Denn wie bereits das Amtsgericht unter Verweis auf die Rechtsprechung des Bundesgerichtshofs zutreffend ausgeführt hat, haftet der Beklagte, der sich der Polizeikontrolle durch Flucht unter Verwendung seines Kraftfahrzeugs entzieht, unter dem Gesichtspunkt des Herausforderns sowohl nach § 823 Abs. 1 BGB als auch nach § 7 StVG für einen bei der Verfolgung eingetretenen Schaden bei dem Verfolger, wenn dieser Schaden auf der gesteigerten Gefahrenlage beruht und die Risiken der Verfolgung nicht außer Verhältnis zu deren Zweck stehen. Dieser Ersatzanspruch kann nach § 115 Abs. 1 S. 1 Nr. 1 VVG auch als Direktanspruch gegen den Haftpflichtversicherer des Fluchtfahrzeuges geltend gemacht werden. Zur Vermeidung von Wiederholungen wird insoweit auf die Ausführungen in der angefochtenen Entscheidung sowie das Urteil des Bundesgerichtshofs vom 31.01.2012, Az. VI ZR 43/11 (zit. nach juris), Bezug genommen, denen sich die Kammer vollumfänglich anschließt.

Ebenfalls zu eigen macht sich die Kammer die dortigen Ausführungen zur rechtlichen Unabwendbarkeit in Verfolgungsfällen, die auch vorliegend Anwendung finden mit der Folge, dass eine Mithaftung des Klägers an dem streitgegenständlichen Unfallereignis ausscheidet.

Der Zinsanspruch sowie der Anspruch auf Erstattung der vorgerichtlichen Rechtsanwaltskosten beruhen auf §§ 280, 286 BGB.

Die Kostenentscheidung hat ihre Rechtsgrundlage in § 92 Abs. 2 ZPO; die Entscheidung über die vorläufige Vollstreckbarkeit folgt aus §§ 708 Nr. 10, 711, 713 ZPO.

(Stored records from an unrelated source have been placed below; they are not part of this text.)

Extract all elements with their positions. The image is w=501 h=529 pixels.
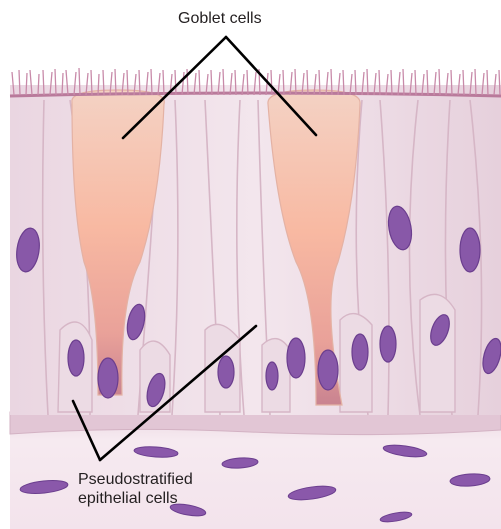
nucleus (218, 356, 234, 388)
nucleus (318, 350, 338, 390)
nucleus (460, 228, 480, 272)
nucleus (380, 326, 396, 362)
nucleus (352, 334, 368, 370)
goblet-cells-label: Goblet cells (178, 9, 262, 28)
nucleus (287, 338, 305, 378)
pseudostratified-label-line1: Pseudostratified (78, 470, 193, 489)
nucleus (266, 362, 278, 390)
nucleus (98, 358, 118, 398)
nucleus (68, 340, 84, 376)
pseudostratified-label-line2: epithelial cells (78, 489, 178, 508)
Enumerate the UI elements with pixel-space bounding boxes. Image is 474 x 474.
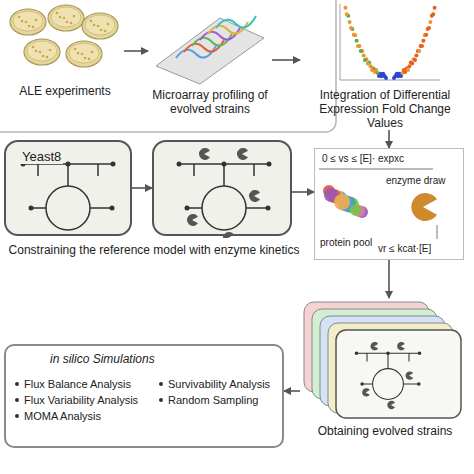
node-text: ALE experiments bbox=[6, 84, 124, 98]
reference-model-box: Yeast8 bbox=[4, 140, 132, 236]
top-panel bbox=[0, 0, 336, 132]
node-text: enzyme draw bbox=[385, 175, 446, 187]
node-text: Constraining the reference model with en… bbox=[4, 243, 304, 257]
node-text: in silico Simulations bbox=[50, 352, 155, 366]
flow-arrow bbox=[292, 191, 314, 193]
node-text: protein pool bbox=[319, 237, 373, 249]
node-text: Integration of Differential Expression F… bbox=[300, 88, 470, 130]
ale-step: ALE experiments bbox=[6, 4, 124, 98]
node-text: vr ≤ kcat·[E] bbox=[377, 243, 432, 255]
flow-arrow bbox=[124, 50, 148, 52]
evolved-models-stack: Obtaining evolved strains bbox=[300, 298, 470, 438]
node-text: Obtaining evolved strains bbox=[300, 424, 470, 438]
enzyme-constraint-box: 0 ≤ vs ≤ [E]· expxc enzyme draw protein po… bbox=[314, 148, 464, 260]
node-text: Flux Variability Analysis bbox=[14, 392, 138, 408]
flow-arrow bbox=[388, 130, 390, 148]
flow-arrow bbox=[272, 59, 300, 61]
list-column: Survivability AnalysisRandom Sampling bbox=[158, 376, 270, 408]
illustration bbox=[300, 298, 470, 422]
volcano-plot-step: Integration of Differential Expression F… bbox=[300, 0, 470, 130]
node-text: Survivability Analysis bbox=[158, 376, 270, 392]
illustration bbox=[6, 4, 124, 82]
bullet bbox=[15, 398, 19, 402]
microarray-step: Microarray profiling of evolved strains bbox=[148, 4, 272, 116]
simulations-box: in silico SimulationsFlux Balance Analys… bbox=[4, 344, 284, 448]
node-text: Flux Balance Analysis bbox=[14, 376, 138, 392]
flow-arrow bbox=[388, 260, 390, 298]
list-column: Flux Balance AnalysisFlux Variability An… bbox=[14, 376, 138, 424]
ec-model-box: Constraining the reference model with en… bbox=[152, 140, 292, 236]
bullet bbox=[159, 382, 163, 386]
node-text: 0 ≤ vs ≤ [E]· expxc bbox=[321, 153, 405, 165]
bullet bbox=[15, 382, 19, 386]
node-text: Yeast8 bbox=[20, 150, 63, 164]
node-text: Random Sampling bbox=[158, 392, 270, 408]
node-text: Microarray profiling of evolved strains bbox=[148, 88, 272, 116]
illustration bbox=[148, 4, 272, 88]
flow-arrow bbox=[284, 390, 300, 392]
flow-arrow bbox=[132, 187, 152, 189]
bullet bbox=[15, 414, 19, 418]
illustration bbox=[154, 142, 294, 238]
node-text: MOMA Analysis bbox=[14, 408, 138, 424]
illustration bbox=[300, 0, 470, 86]
bullet bbox=[159, 398, 163, 402]
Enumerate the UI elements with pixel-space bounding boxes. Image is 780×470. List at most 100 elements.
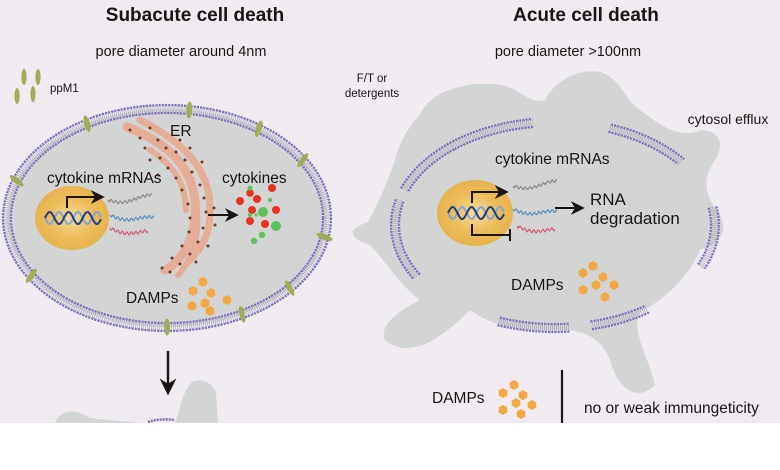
ribosome-dot bbox=[156, 173, 160, 177]
er-cisterna bbox=[147, 147, 189, 213]
pore-protein-icon bbox=[83, 115, 91, 132]
left-membrane-tails bbox=[2, 104, 332, 332]
rna-degradation-line2: degradation bbox=[590, 209, 680, 228]
cytokine-dot-red bbox=[236, 197, 244, 205]
damp-hexagon bbox=[498, 405, 508, 415]
ribosome-dot bbox=[190, 170, 194, 174]
membrane-inner-heads bbox=[696, 207, 713, 266]
inhibition-bar-icon bbox=[471, 224, 511, 241]
outcome-label: no or weak immungeticity bbox=[584, 400, 759, 417]
acute-cell-cytosol bbox=[352, 71, 724, 393]
membrane-tails bbox=[496, 317, 570, 332]
membrane-inner-heads bbox=[397, 200, 421, 276]
trigger-label-line2: detergents bbox=[345, 88, 400, 100]
left-nucleus bbox=[35, 186, 109, 250]
transcription-arrow-icon bbox=[66, 190, 105, 208]
ribosome-dot bbox=[201, 226, 205, 230]
membrane-pores bbox=[9, 101, 333, 336]
ppm1-protein-icon bbox=[14, 88, 20, 104]
ribosome-dot bbox=[204, 210, 208, 214]
ribosome-dot bbox=[180, 188, 184, 192]
mrna-strand-blue bbox=[512, 208, 558, 217]
cytokine-dot-red bbox=[253, 195, 261, 203]
pore-protein-icon bbox=[25, 268, 37, 283]
right-mrna-label: cytokine mRNAs bbox=[495, 151, 610, 168]
dna-strand bbox=[447, 205, 505, 221]
ribosome-dot bbox=[143, 146, 147, 150]
cytokine-dot-red bbox=[248, 206, 256, 214]
ribosome-dot bbox=[187, 230, 191, 234]
damp-hexagon bbox=[205, 306, 215, 316]
damp-hexagon bbox=[188, 286, 198, 296]
ribosome-dot bbox=[213, 223, 217, 227]
bottom-cytosol-blob bbox=[175, 380, 218, 423]
cytokine-dot-green bbox=[250, 237, 258, 245]
cytokines-label: cytokines bbox=[222, 170, 287, 187]
cytosol-efflux-label: cytosol efflux bbox=[688, 111, 769, 127]
bottom-damps-label: DAMPs bbox=[432, 390, 485, 407]
cytokine-dot-green bbox=[258, 231, 266, 239]
membrane-fragment bbox=[608, 123, 685, 165]
ribosome-dot bbox=[174, 176, 178, 180]
ribosome-dot bbox=[188, 252, 192, 256]
damp-hexagon bbox=[578, 285, 588, 295]
cytokine-dot-red bbox=[272, 206, 280, 214]
damp-hexagon bbox=[509, 380, 519, 390]
damp-hexagon bbox=[498, 388, 508, 398]
left-cytoplasm bbox=[7, 109, 327, 327]
membrane-outer-heads bbox=[389, 198, 414, 280]
pore-protein-icon bbox=[238, 305, 246, 323]
damp-hexagon bbox=[222, 295, 232, 305]
damp-hexagon bbox=[200, 298, 210, 308]
pore-protein-icon bbox=[316, 232, 333, 241]
left-damps-label: DAMPs bbox=[126, 290, 179, 307]
ppm1-label: ppM1 bbox=[50, 83, 79, 95]
ribosome-dot bbox=[156, 138, 160, 142]
cytokine-dot-green bbox=[258, 207, 268, 217]
damps-hexagons-icon bbox=[498, 380, 537, 419]
membrane-outer-heads bbox=[399, 142, 451, 189]
ribosome-dot bbox=[206, 244, 210, 248]
membrane-outer-heads bbox=[610, 123, 685, 160]
right-title: Acute cell death bbox=[513, 5, 659, 26]
damps-hexagons-icon bbox=[187, 277, 232, 316]
pore-protein-icon bbox=[255, 120, 263, 137]
membrane-outer-heads bbox=[591, 311, 650, 331]
ribosome-dot bbox=[188, 146, 192, 150]
er-cisterna bbox=[136, 116, 214, 266]
ribosome-dot bbox=[200, 160, 204, 164]
mrna-strand-gray bbox=[107, 192, 153, 205]
ribosome-dot bbox=[212, 206, 216, 210]
membrane-outer-heads bbox=[449, 117, 533, 144]
ribosome-dot bbox=[183, 158, 187, 162]
damp-hexagon bbox=[600, 292, 610, 302]
ribosome-dot bbox=[180, 244, 184, 248]
ribosome-dot bbox=[186, 202, 190, 206]
membrane-outer-heads bbox=[495, 323, 570, 334]
subacute-cell bbox=[1, 103, 333, 333]
damp-hexagon bbox=[591, 280, 601, 290]
cytokine-dot-red bbox=[261, 220, 269, 228]
membrane-tails bbox=[590, 305, 649, 330]
pore-protein-icon bbox=[297, 153, 309, 168]
cytokine-dot-green bbox=[247, 185, 253, 191]
ribosome-dot bbox=[164, 146, 168, 150]
ribosome-dot bbox=[160, 266, 164, 270]
ppm1-protein-icon bbox=[21, 69, 27, 85]
transcription-arrow-icon bbox=[471, 185, 509, 203]
mrna-strand-pink bbox=[109, 227, 149, 236]
ribosome-dot bbox=[198, 183, 202, 187]
membrane-inner-heads bbox=[407, 148, 456, 192]
right-nucleus bbox=[437, 180, 513, 246]
rna-degradation-line1: RNA bbox=[590, 190, 627, 209]
cytokine-dot-green bbox=[247, 212, 253, 218]
left-title: Subacute cell death bbox=[106, 5, 284, 26]
dna-helix-icon bbox=[44, 210, 102, 226]
membrane-inner-heads bbox=[608, 130, 679, 165]
ribosome-dot bbox=[178, 262, 182, 266]
ribosome-dot bbox=[128, 128, 132, 132]
ribosomes bbox=[128, 126, 217, 274]
cytokine-dot-green bbox=[254, 213, 258, 217]
damp-hexagon bbox=[578, 268, 588, 278]
ribosome-dot bbox=[194, 260, 198, 264]
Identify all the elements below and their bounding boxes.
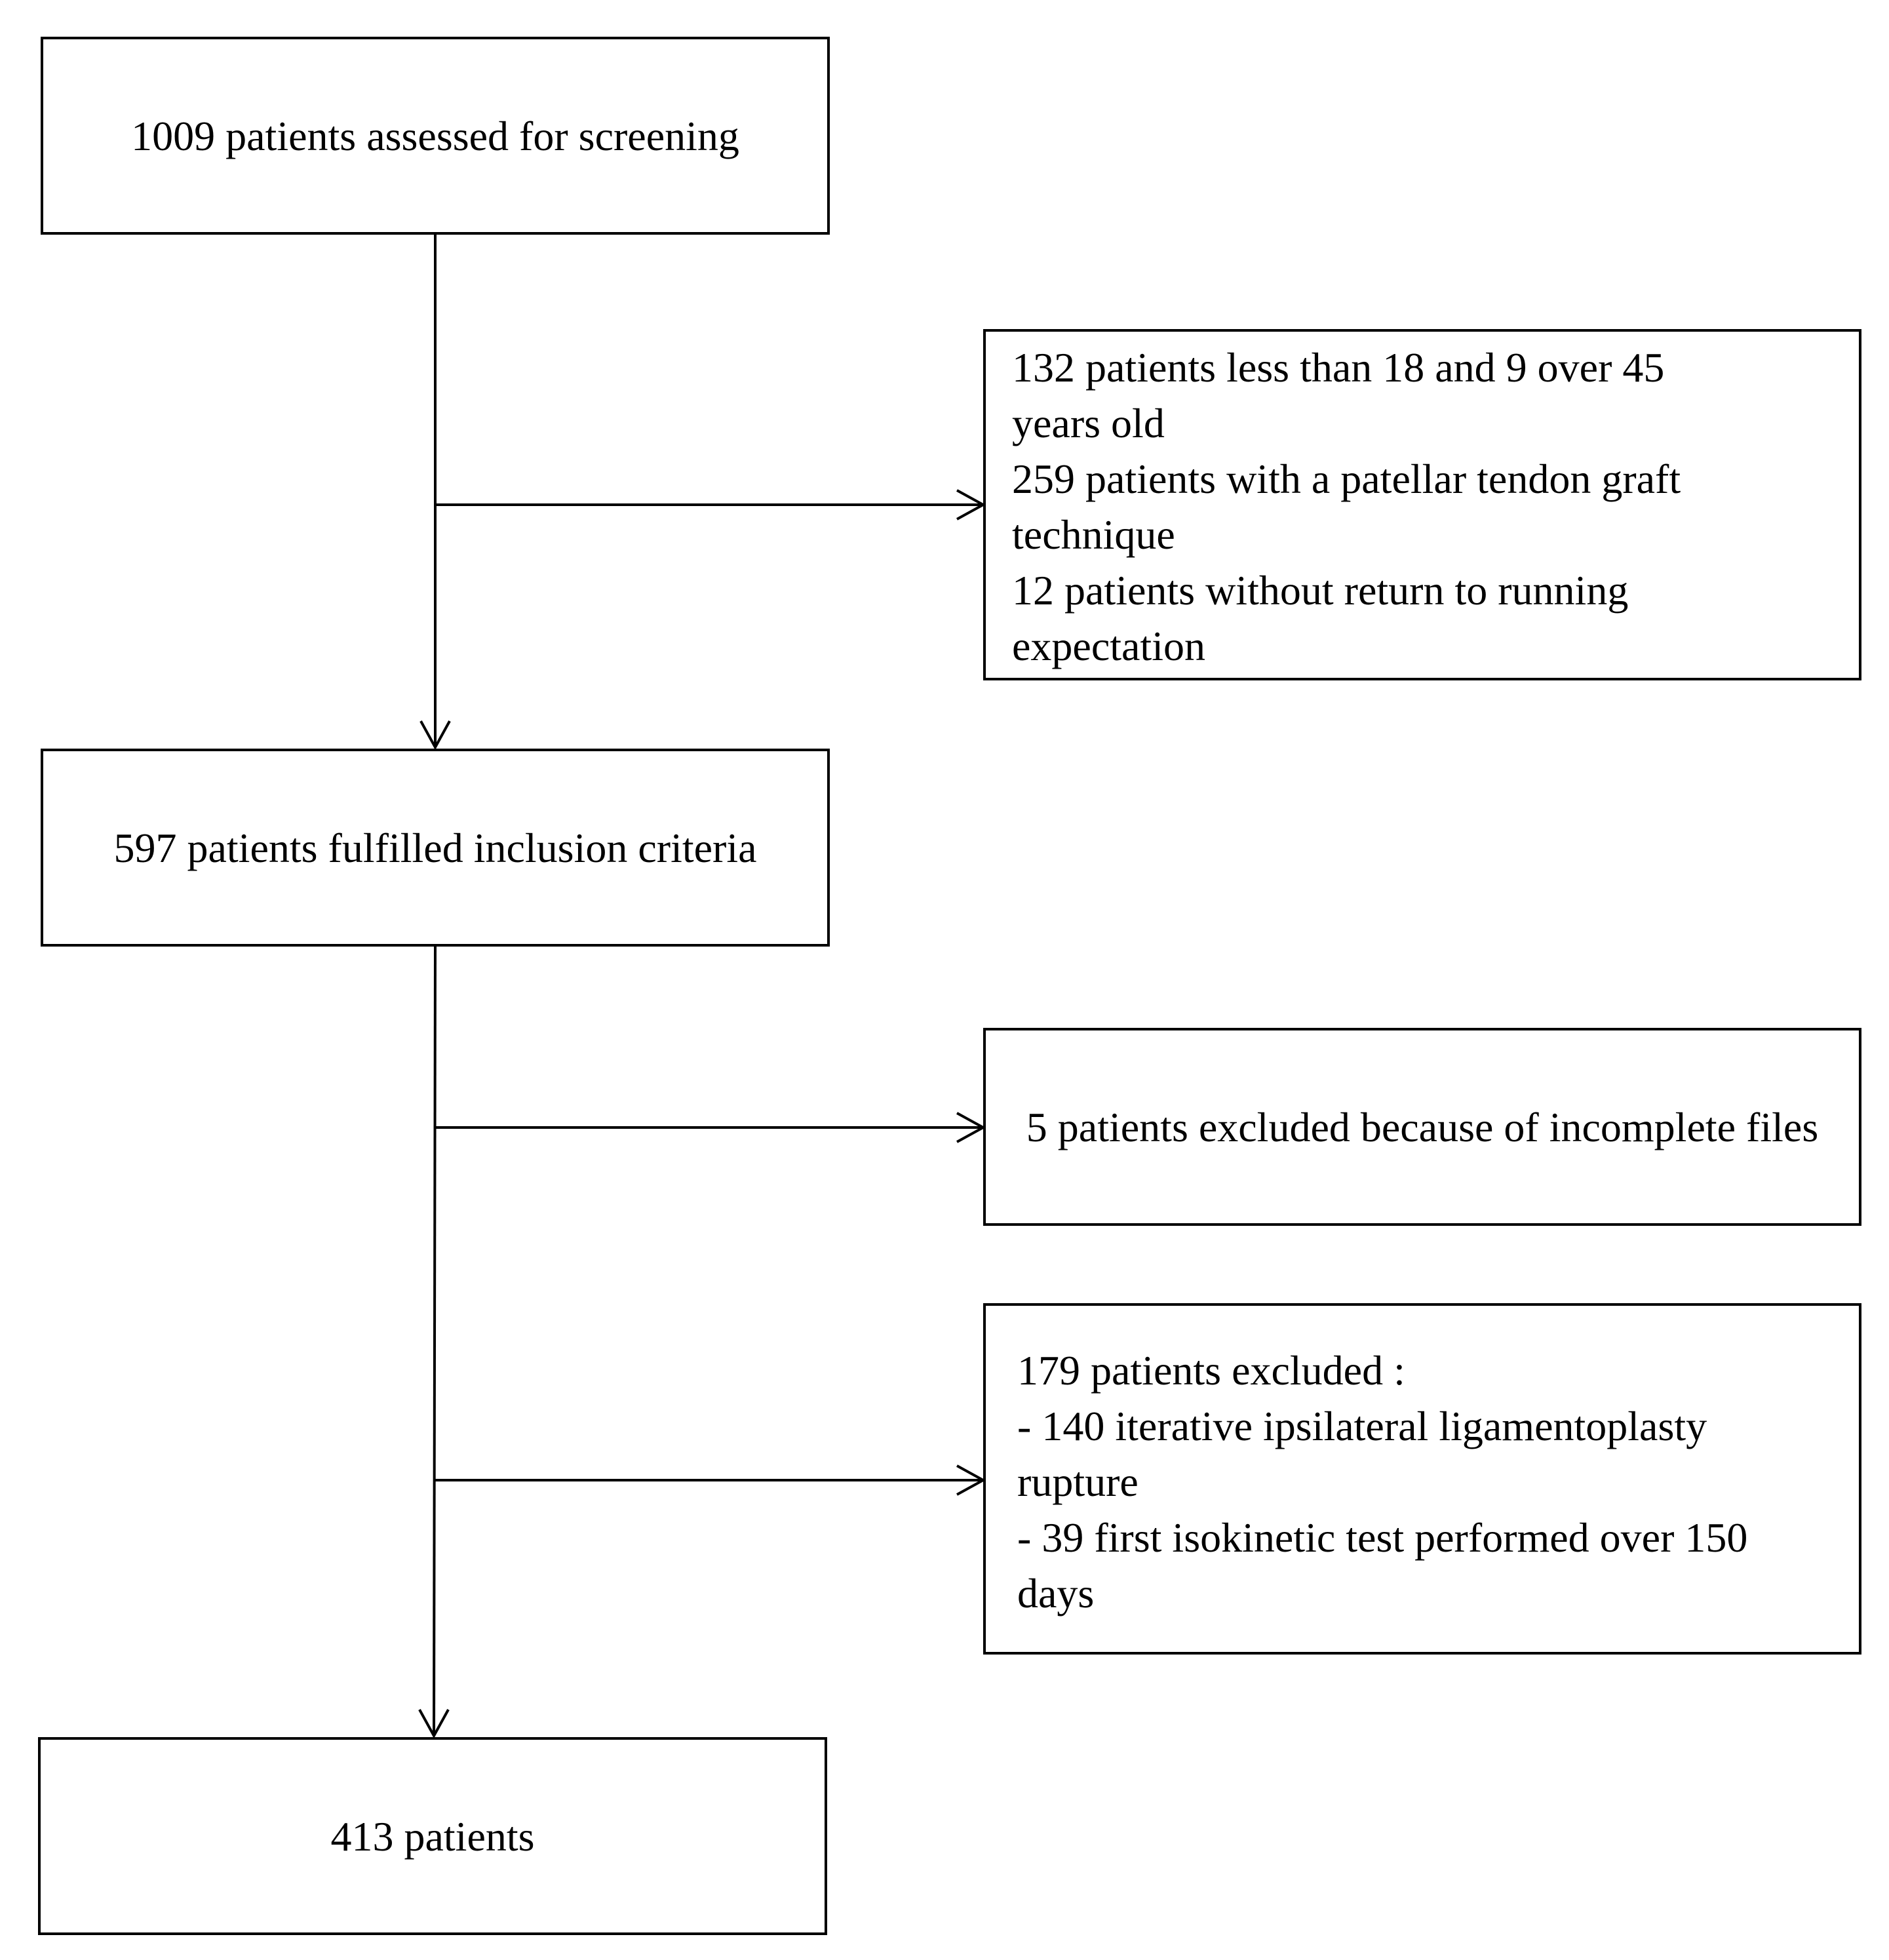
exclusion-3-line: rupture	[1017, 1459, 1139, 1505]
screening-text: 1009 patients assessed for screening	[131, 112, 739, 159]
exclusion-1-line: 259 patients with a patellar tendon graf…	[1012, 456, 1681, 502]
exclusion-3-line: - 39 first isokinetic test performed ove…	[1017, 1514, 1748, 1561]
exclusion-1-line: technique	[1012, 511, 1175, 558]
final-cohort-box: 413 patients	[38, 1737, 827, 1935]
exclusion-1-line: years old	[1012, 400, 1165, 446]
arrowhead-inclusion	[419, 720, 451, 751]
screening-box: 1009 patients assessed for screening	[41, 37, 830, 235]
arrowhead-final	[418, 1709, 450, 1739]
exclusion-2-text: 5 patients excluded because of incomplet…	[1026, 1103, 1819, 1150]
exclusion-1-line: expectation	[1012, 623, 1205, 669]
exclusion-box-age-graft-running: 132 patients less than 18 and 9 over 45 …	[983, 329, 1861, 680]
exclusion-3-line: days	[1017, 1570, 1095, 1617]
exclusion-3-line: - 140 iterative ipsilateral ligamentopla…	[1017, 1403, 1707, 1449]
inclusion-box: 597 patients fulfilled inclusion criteri…	[41, 749, 830, 947]
exclusion-1-line: 132 patients less than 18 and 9 over 45	[1012, 344, 1665, 391]
exclusion-box-rupture-isokinetic: 179 patients excluded : - 140 iterative …	[983, 1303, 1861, 1655]
connector-inclusion-to-final	[433, 946, 437, 1736]
inclusion-text: 597 patients fulfilled inclusion criteri…	[113, 824, 757, 871]
final-text: 413 patients	[330, 1813, 535, 1860]
exclusion-1-line: 12 patients without return to running	[1012, 567, 1629, 614]
exclusion-box-incomplete-files: 5 patients excluded because of incomplet…	[983, 1028, 1861, 1226]
exclusion-3-line: 179 patients excluded :	[1017, 1347, 1405, 1394]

Die Revision war nicht zuzulassen, da die Voraussetzungen des § 543 Abs. 2 ZPO nicht gegeben sind. Die Rechtssache hat weder grundsätzliche Bedeutung noch erfordert die Fortbildung des Rechts oder die Sicherung einer einheitlichen Rechtsprechung eine höchstrichterliche Entscheidung.

Beschluss

Der Streitwert wird für das Berufungsverfahren auf 773,00 € festgesetzt.